Table 1-40 has data for walking and cycling only for the years 1990, 1995, 2001, 2009, and 2017. These numbers are based on the National Household Travel Surveys that were conducted in those years. Using survey results, someone estimated miles of walking and cycling.
However, the survey only asked people about trips with destinations such as work or stores. Walking and cycling for exercise or recreation aren’t counted even though recreation travel by other modes is included in table 1-40. This means the numbers shown for walking and cycling in table 1-40 are significantly undercounted; I suspect triple the number shown is probably more accurate. Once recreation and exercise are added, walking alone probably accounted for more passenger-miles than urban transit in 2019 and certainly did in 2021.
The most recent household travel survey was done in 2022 and the DOT hasn’t published the results yet. When it does, it will be interesting to see how the pandemic changed walking and cycling, among many other forms of travel.

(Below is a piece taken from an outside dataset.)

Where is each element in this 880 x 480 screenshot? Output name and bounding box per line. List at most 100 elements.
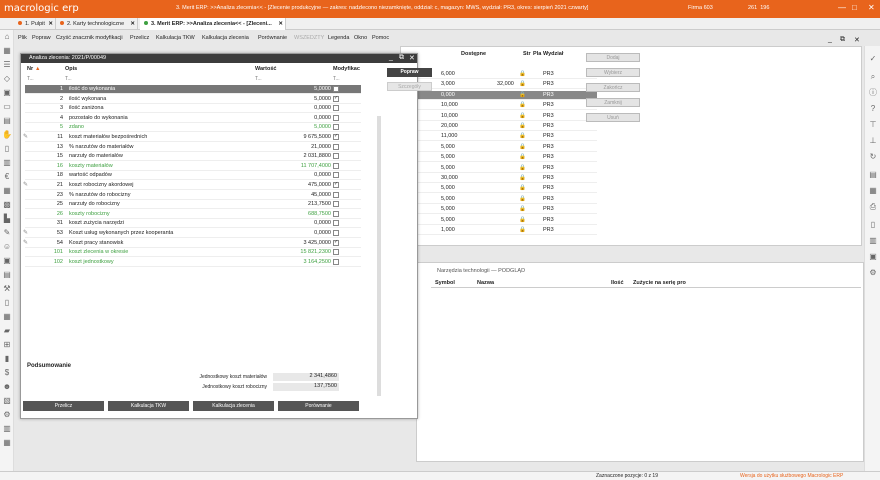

I’m also curious to see if the pandemic changed average automobile occupancies, travel by people who work at home, and automobile ownership rates by income.
Walking and cycling for exercise or recreation aren’t counted. Because untrackable..also indistinguishable from chore based riding.
Changing our streets is not a technical challenge.
It is a political one.
News: Parisians voted to ban e-scooters: “rising number of people injured & killed, concern with the way some people drive them, cluttering pavements”.
Wait until they find out about….CARS!
I’m not anti car, but, level testament, free wares, service and catering that went to cars is staggering.
Our car dominated cities are the result of decades of a forceful, deliberate and long-term state intervention that severely reduced the freedom for citizens to choose other modes. Slagged hundreds billions of dollars of stacked highway infrastructure cities cant affird to maintain, but have to. The car created distances that only the car can cover…
We don’t need cities to pave the way for driverless cars… we need cities to expand the way for carless drivers.
https://m.youtube.com/watch?v=XpqZ_96FiTQ
If BTS was serious about collecting this sort of data they would use cell phone location and movement. Yes, privacy! but there are technical ways around that.
Some years ago Google published real-time maps of traffic (automobile) activity and jams using (anonymized I’m sure) cell phone position data.
We collect lots of data about airline travel without violating anyone’s privacy, why not cars?
Each individual will be different. As a whole I’d expect hybrid work to reduce miles driven but not vehicle ownership rates.